For too long, the E&C sector has operated within a vacuum. Given the move toward ecosystems discussed above, industry insiders need to look beyond sector borders to understand where incumbents are becoming more vulnerable and to identify white space for growth. Both owners and E&C firms can explore nontraditional partnerships with organizations outside the industry to pool advanced R&D efforts that have multiple applications across industries (for example, start-ups, universities, or even major players in other sectors where AI is more evolved). For E&C firms that can pursue unsolicited bids or real-estate development, such partnerships could be a way to increase data points and generate value. In addition, owners and firms can ensure corporate development teams have the talent and topical expertise to assess potential technologies with the entire ecosystem in mind.
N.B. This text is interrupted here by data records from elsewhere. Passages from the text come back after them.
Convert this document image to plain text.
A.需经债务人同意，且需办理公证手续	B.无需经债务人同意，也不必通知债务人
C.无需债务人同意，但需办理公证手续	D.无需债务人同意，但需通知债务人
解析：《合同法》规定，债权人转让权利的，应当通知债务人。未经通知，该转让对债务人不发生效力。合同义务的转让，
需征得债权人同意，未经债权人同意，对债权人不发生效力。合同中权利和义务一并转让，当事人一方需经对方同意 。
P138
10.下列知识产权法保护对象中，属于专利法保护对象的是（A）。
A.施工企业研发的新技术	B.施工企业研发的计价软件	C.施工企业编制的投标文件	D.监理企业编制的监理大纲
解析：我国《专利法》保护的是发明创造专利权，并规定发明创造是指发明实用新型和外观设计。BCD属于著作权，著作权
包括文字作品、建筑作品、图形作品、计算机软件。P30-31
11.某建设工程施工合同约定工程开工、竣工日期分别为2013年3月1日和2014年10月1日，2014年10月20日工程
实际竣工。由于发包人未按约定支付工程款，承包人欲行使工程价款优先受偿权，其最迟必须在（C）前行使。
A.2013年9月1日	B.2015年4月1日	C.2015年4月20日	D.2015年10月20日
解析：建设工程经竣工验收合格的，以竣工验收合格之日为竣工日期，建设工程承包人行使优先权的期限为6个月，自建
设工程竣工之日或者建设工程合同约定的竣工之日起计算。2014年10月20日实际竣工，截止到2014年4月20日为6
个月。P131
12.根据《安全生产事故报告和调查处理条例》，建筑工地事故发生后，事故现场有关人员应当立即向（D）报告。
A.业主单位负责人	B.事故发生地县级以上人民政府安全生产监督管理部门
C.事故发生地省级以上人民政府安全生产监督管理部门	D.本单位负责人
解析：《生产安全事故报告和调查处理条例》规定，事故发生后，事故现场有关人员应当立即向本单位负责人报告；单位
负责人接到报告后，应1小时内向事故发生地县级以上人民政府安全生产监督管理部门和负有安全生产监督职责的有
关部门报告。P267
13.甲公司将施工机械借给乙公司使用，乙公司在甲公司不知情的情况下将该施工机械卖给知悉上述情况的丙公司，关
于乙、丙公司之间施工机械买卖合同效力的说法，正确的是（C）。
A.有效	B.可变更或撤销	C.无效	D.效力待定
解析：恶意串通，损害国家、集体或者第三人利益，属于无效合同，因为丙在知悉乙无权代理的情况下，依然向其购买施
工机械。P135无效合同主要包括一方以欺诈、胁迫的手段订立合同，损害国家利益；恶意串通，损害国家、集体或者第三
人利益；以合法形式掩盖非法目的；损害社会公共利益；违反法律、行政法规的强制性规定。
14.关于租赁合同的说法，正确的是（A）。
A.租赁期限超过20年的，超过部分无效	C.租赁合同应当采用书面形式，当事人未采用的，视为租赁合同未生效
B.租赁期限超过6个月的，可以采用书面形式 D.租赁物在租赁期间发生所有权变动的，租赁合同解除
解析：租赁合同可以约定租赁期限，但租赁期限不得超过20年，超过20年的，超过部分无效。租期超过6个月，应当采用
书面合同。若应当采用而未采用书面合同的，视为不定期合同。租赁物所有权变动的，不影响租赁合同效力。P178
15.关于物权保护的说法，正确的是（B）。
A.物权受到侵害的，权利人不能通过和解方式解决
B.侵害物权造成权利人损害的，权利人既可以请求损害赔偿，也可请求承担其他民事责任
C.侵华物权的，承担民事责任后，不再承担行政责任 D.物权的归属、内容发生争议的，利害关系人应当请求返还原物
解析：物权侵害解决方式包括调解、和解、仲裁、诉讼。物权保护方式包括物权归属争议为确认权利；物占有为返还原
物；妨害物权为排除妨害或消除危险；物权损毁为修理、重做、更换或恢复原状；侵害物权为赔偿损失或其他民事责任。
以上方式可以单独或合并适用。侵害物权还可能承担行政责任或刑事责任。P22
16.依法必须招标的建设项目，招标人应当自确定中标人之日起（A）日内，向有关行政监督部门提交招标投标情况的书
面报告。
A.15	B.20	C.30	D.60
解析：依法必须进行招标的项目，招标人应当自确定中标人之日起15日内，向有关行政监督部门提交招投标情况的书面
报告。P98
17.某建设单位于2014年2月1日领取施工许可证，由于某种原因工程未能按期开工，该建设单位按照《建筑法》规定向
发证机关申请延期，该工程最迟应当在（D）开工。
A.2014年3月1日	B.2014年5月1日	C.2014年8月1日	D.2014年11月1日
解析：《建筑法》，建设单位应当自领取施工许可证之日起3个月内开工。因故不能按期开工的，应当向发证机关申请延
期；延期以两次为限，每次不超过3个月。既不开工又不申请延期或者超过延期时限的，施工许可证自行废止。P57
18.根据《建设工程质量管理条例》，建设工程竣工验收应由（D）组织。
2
The industry will need to reverse its trend of underinvesting in developing talent and place significant focus on hiring people from other industries with backgrounds and skill sets in AI and digital technologies. In addition, firms will need to reskill their current workforces to acquire the necessary capabilities to thrive in the digital age and provide training in necessary concepts, such as machine learning algorithms.
Today, the processes critical to actualizing AI solutions—such as how to propose and implement a new idea—are handled several levels below the CEO. But top leadership needs to be involved in developing these processes and bolstering employees’ flexibility to innovate. While seemingly a simple step to take, ensuring the C-suite is influencing process development is a key enabler of preparing to embrace AI.
The concrete steps outlined above can serve as an immediate starting point for firms to pursue AI. Indeed, early movers will set the direction of the industry and reap both short- and long-term benefits. Though E&C tends to lag behind by measure of technology adoption, now is the time for owners and firms to act and secure their places at the vanguard of pulling AI applications and techniques into the sector.